← Blog/Q4_K_M vs Q5_K_M vs Q6_K vs Q8_0: How Much Quality Do You Lose?
Runyard.dev — Find AI Models That Run on Your Hardware

Q4_K_M vs Q5_K_M vs Q6_K vs Q8_0: How Much Quality Do You Lose?

A 16-bit Llama-3.1-8B weighs 14.96 GB. The Q4_K_M build of the exact same model is 4.57 GB — a 69% cut — and on WikiText its perplexity moves from 7.32 to 7.56, roughly a quarter of a point. That single comparison is the whole quantization debate: you give up a sliver of measurable quality and get two-thirds of your disk and VRAM back. The real question is not whether quantization works. It is where on the ladder from Q4_K_M up to Q8_0 the loss starts to matter for the work you actually do.

Abstract neural-network visualization representing compressed model weights and quantization of a large language model
Quantizing Llama-3.1-8B to Q4_K_M cuts it from 14.96 GB to 4.57 GB while perplexity rises just 0.24 points.

What Do Q4_K_M, Q5_K_M, and Q6_K Actually Mean?

GGUF quantization names look cryptic but decode cleanly. The number is the target bit-width per weight: Q4 is roughly four bits, Q5 five, Q6 six, Q8 eight. The `_K` marks a k-quant, the format llama.cpp has used since 2023, which stores weights in super-blocks with a two-level scale hierarchy instead of one flat scale per block.
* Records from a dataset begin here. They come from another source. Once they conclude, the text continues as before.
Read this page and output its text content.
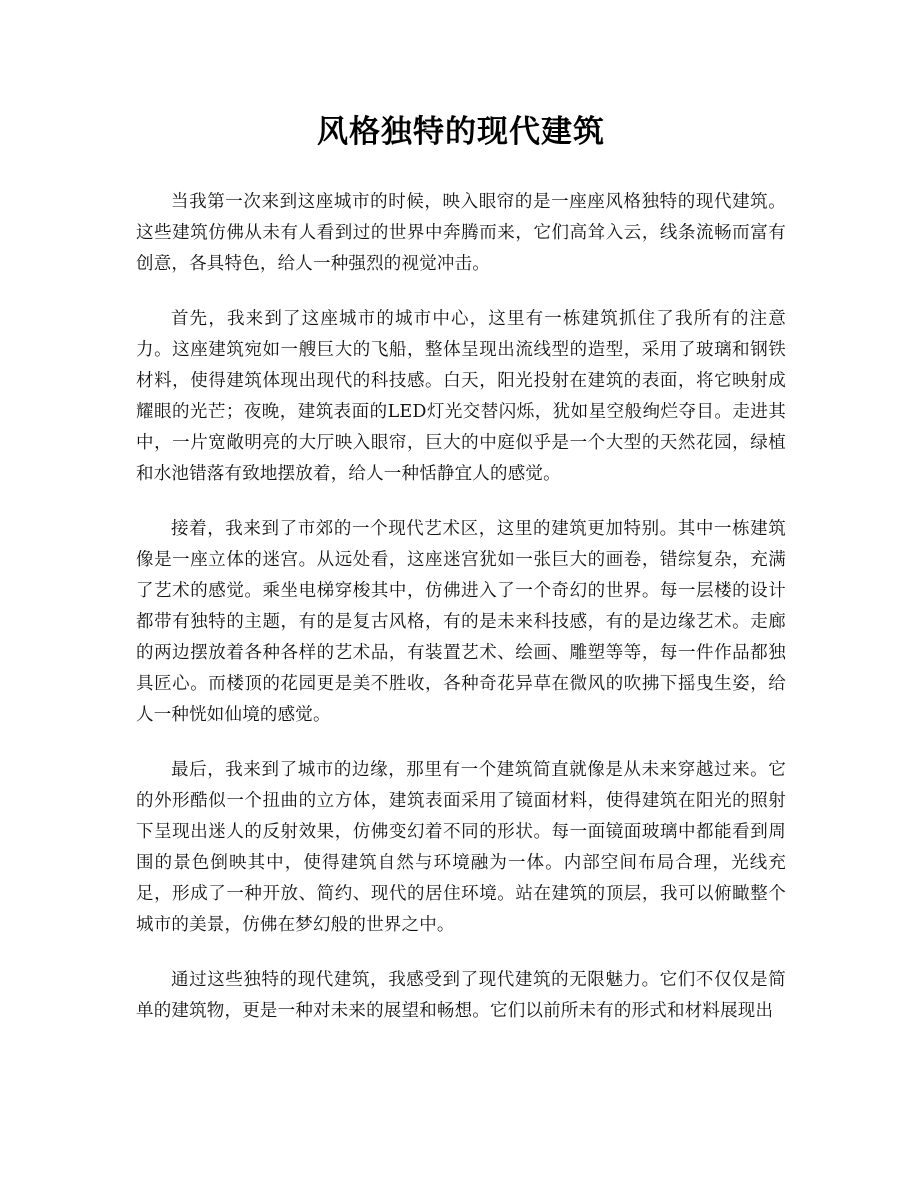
风格独特的现代建筑

当我第一次来到这座城市的时候，映入眼帘的是一座座风格独特的现代建筑。这些建筑仿佛从未有人看到过的世界中奔腾而来，它们高耸入云，线条流畅而富有创意，各具特色，给人一种强烈的视觉冲击。

首先，我来到了这座城市的城市中心，这里有一栋建筑抓住了我所有的注意力。这座建筑宛如一艘巨大的飞船，整体呈现出流线型的造型，采用了玻璃和钢铁材料，使得建筑体现出现代的科技感。白天，阳光投射在建筑的表面，将它映射成耀眼的光芒；夜晚，建筑表面的LED灯光交替闪烁，犹如星空般绚烂夺目。走进其中，一片宽敞明亮的大厅映入眼帘，巨大的中庭似乎是一个大型的天然花园，绿植和水池错落有致地摆放着，给人一种恬静宜人的感觉。

接着，我来到了市郊的一个现代艺术区，这里的建筑更加特别。其中一栋建筑像是一座立体的迷宫。从远处看，这座迷宫犹如一张巨大的画卷，错综复杂，充满了艺术的感觉。乘坐电梯穿梭其中，仿佛进入了一个奇幻的世界。每一层楼的设计都带有独特的主题，有的是复古风格，有的是未来科技感，有的是边缘艺术。走廊的两边摆放着各种各样的艺术品，有装置艺术、绘画、雕塑等等，每一件作品都独具匠心。而楼顶的花园更是美不胜收，各种奇花异草在微风的吹拂下摇曳生姿，给人一种恍如仙境的感觉。

最后，我来到了城市的边缘，那里有一个建筑简直就像是从未来穿越过来。它的外形酷似一个扭曲的立方体，建筑表面采用了镜面材料，使得建筑在阳光的照射下呈现出迷人的反射效果，仿佛变幻着不同的形状。每一面镜面玻璃中都能看到周围的景色倒映其中，使得建筑自然与环境融为一体。内部空间布局合理，光线充足，形成了一种开放、简约、现代的居住环境。站在建筑的顶层，我可以俯瞰整个城市的美景，仿佛在梦幻般的世界之中。

通过这些独特的现代建筑，我感受到了现代建筑的无限魅力。它们不仅仅是简单的建筑物，更是一种对未来的展望和畅想。它们以前所未有的形式和材料展现出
That hierarchy is why a 4-bit k-quant holds up far better than the old Q4_0 legacy format at the same size.

The trailing `_S`, `_M`, and `_L` are mixing recipes, not separate bit-widths. Q4_K_M keeps a few sensitive tensors — the attention output and feed-forward down-projections — at 6 bits while the rest sit at 4, which is why a 'four-bit' model lands closer to 4.8 effective bits per weight. Q4_K_S drops those exceptions to stay smaller. Q5_K_M and Q6_K apply the same idea at higher base precision. If you want the mechanics of how these weights load and run, the Runyard explainer on [how local LLM inference actually works](/blog/how-local-llm-inference-actually-works) walks through k-quants and mixed precision in detail.

This matters because the naming hides the real ladder. People assume Q4 to Q8 is a smooth linear trade, but the useful gradient lives between Q3 and Q5. Above Q5 you are paying for bits that barely move quality; below Q4 you fall off a cliff. The whole reason to understand the suffixes is to find that narrow band — typically Q4_K_M to Q5_K_M — where each extra gigabyte still buys measurable accuracy. Everything outside it is either wasted VRAM or false economy.

How Much Quality Do You Actually Lose?

The most useful recent reference point is a 2026 unified evaluation that ran every common llama.cpp quant on Llama-3.1-8B-Instruct against an FP16 baseline, measuring WikiText perplexity alongside MMLU, GSM8K, and IFEval. Perplexity is the cleanest single signal because it is continuous and reproducible — lower is better, and the FP16 model sets the floor at 7.32.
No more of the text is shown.